The total company insolvencies decreased in November 2020 when compared to November 2019.
In November 2020, there were a total of 889 company insolvencies in England and Wales, which included:
• 767 creditors’ voluntary liquidations (CVLs)
• 34 compulsory liquidations
• 73 administrations
• 15 company voluntary arrangements (CVAs)
• 0 receiverships
The overall number of company insolvencies decreased by 41 per cent in November 2020, when compared to the same month last year. This was primarily driven by a decrease in the numbers of CVLs and compulsory liquidations which fell by 28 per cent and 88 per cent respectively. There was also a 51 per cent decrease in the numbers of administrations and a 29 per cent decrease in the number of CVAs when compared to the same month last year.
According to The Insolvency Service, the overall reduction in company insolvencies was likely to be, in part, driven by the range of government measures put in place to financially support companies in response to the coronavirus pandemic, including the Corporate Insolvency and Governance Act.
Individual insolvency statistics for England and Wales – November 2020
As individual voluntary arrangement (IVA) numbers have been calculated using different methodology, they are presented separately to debt relief orders (DROs) and bankruptcies. Overall DROs and bankruptcies decreased in November 2020 when compared to the same month last year, while IVAs were slightly higher than the rolling three-month average observed in the period ending November 2019.

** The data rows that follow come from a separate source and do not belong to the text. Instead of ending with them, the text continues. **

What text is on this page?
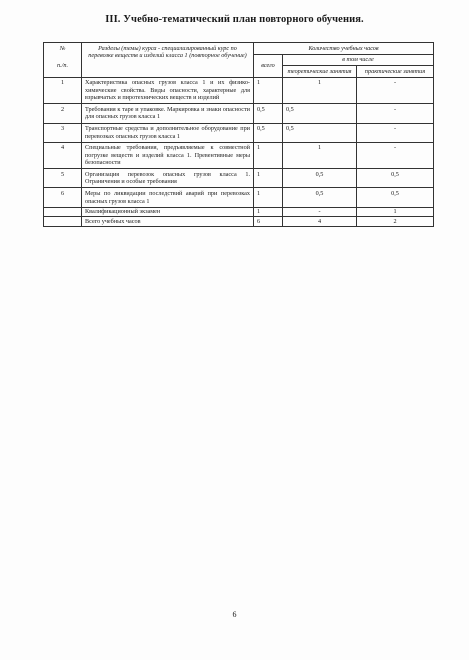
III. Учебно-тематический план повторного обучения.
№
п./п.	Разделы (темы) курса - специализированный курс по перевозке веществ и изделий класса 1 (повторное обучение)	Количество учебных часов		
		всего	в том числе	
			теоретические занятия	практические занятия
1	Характеристика опасных грузов класса 1 и их физико-химические свойства. Виды опасности, характерные для взрывчатых и пиротехнических веществ и изделий	1	1	-
2	Требования к таре и упаковке. Маркировка и знаки опасности для опасных грузов класса 1	0,5	0,5	-
3	Транспортные средства и дополнительное оборудование при перевозках опасных грузов класса 1	0,5	0,5	-
4	Специальные требования, предъявляемые к совместной погрузке веществ и изделий класса 1. Превентивные меры безопасности	1	1	-
5	Организация перевозок опасных грузов класса 1. Ограничения и особые требования	1	0,5	0,5
6	Меры по ликвидации последствий аварий при перевозках опасных грузов класса 1	1	0,5	0,5
	Квалификационный экзамен	1	-	1
	Всего учебных часов	6	4	2
6
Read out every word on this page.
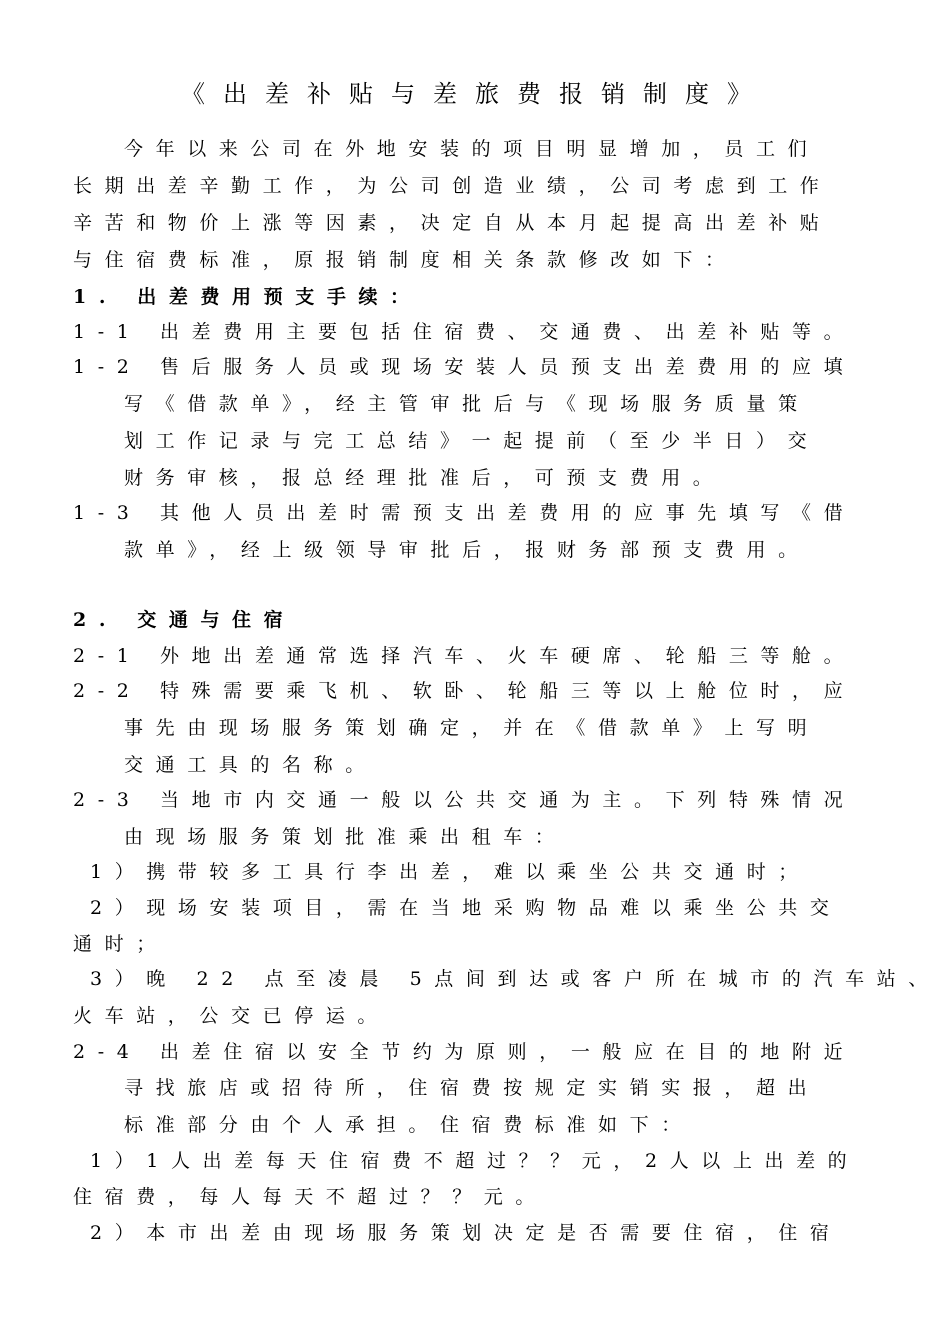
《出差补贴与差旅费报销制度》
今年以来公司在外地安装的项目明显增加，员工们
长期出差辛勤工作，为公司创造业绩，公司考虑到工作
辛苦和物价上涨等因素，决定自从本月起提高出差补贴
与住宿费标准，原报销制度相关条款修改如下：
1. 出差费用预支手续：
1-1 出差费用主要包括住宿费、交通费、出差补贴等。
1-2 售后服务人员或现场安装人员预支出差费用的应填
写《借款单》，经主管审批后与《现场服务质量策
划工作记录与完工总结》一起提前（至少半日）交
财务审核，报总经理批准后，可预支费用。
1-3 其他人员出差时需预支出差费用的应事先填写《借
款单》，经上级领导审批后，报财务部预支费用。
2. 交通与住宿
2-1 外地出差通常选择汽车、火车硬席、轮船三等舱。
2-2 特殊需要乘飞机、软卧、轮船三等以上舱位时，应
事先由现场服务策划确定，并在《借款单》上写明
交通工具的名称。
2-3 当地市内交通一般以公共交通为主。下列特殊情况
由现场服务策划批准乘出租车：
1）携带较多工具行李出差，难以乘坐公共交通时；
2）现场安装项目，需在当地采购物品难以乘坐公共交
通时；
3）晚 22 点至凌晨 5点间到达或客户所在城市的汽车站、
火车站，公交已停运。
2-4 出差住宿以安全节约为原则，一般应在目的地附近
寻找旅店或招待所，住宿费按规定实销实报，超出
标准部分由个人承担。住宿费标准如下：
1）1人出差每天住宿费不超过？？元，2人以上出差的
住宿费，每人每天不超过？？元。
2）本市出差由现场服务策划决定是否需要住宿，住宿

In November 2020, there were:
• 7,057 IVAs registered (using a three-month rolling average)
• 1,425 DROs
• 927 bankruptcies (836 debtor bankruptcies and 91 creditor bankruptcies)
Debt relief orders and bankruptcies
There was a 38 per cent reduction in DROs registered when compared to November 2019, while bankruptcies also fell by 32 per cent when compared to the same month as last year. The reduction in bankruptcies was driven by a 26 per cent fall in debtor bankruptcies and a 60 per cent reduction in creditor bankruptcies. The fall in DROs and debtor bankruptcies corresponds with a reduction in applications for these services, which coincided with the announcement of enhanced government financial support for individuals and businesses since the emergence of the coronavirus pandemic. The fall in creditor bankruptcies will likely have been a result of reduced HMRC enforcement activity during this period and in part, a result of reduced operational running of the courts during this time.
Individual voluntary arrangements
Due to volatile data, the Insolvency Service provided three-month rolling averages for IVAs, which indicate what the overall trend of IVA registrations might look like. Using the three-month rolling average, IVAs in November 2020 were 3 per cent higher when compared to the average number of registered IVAs during each of the three months ending November 2019. It is noted that the three-month rolling averages should be used to consider potential changes in IVA trends over time, and both sets of numbers should be used with caution.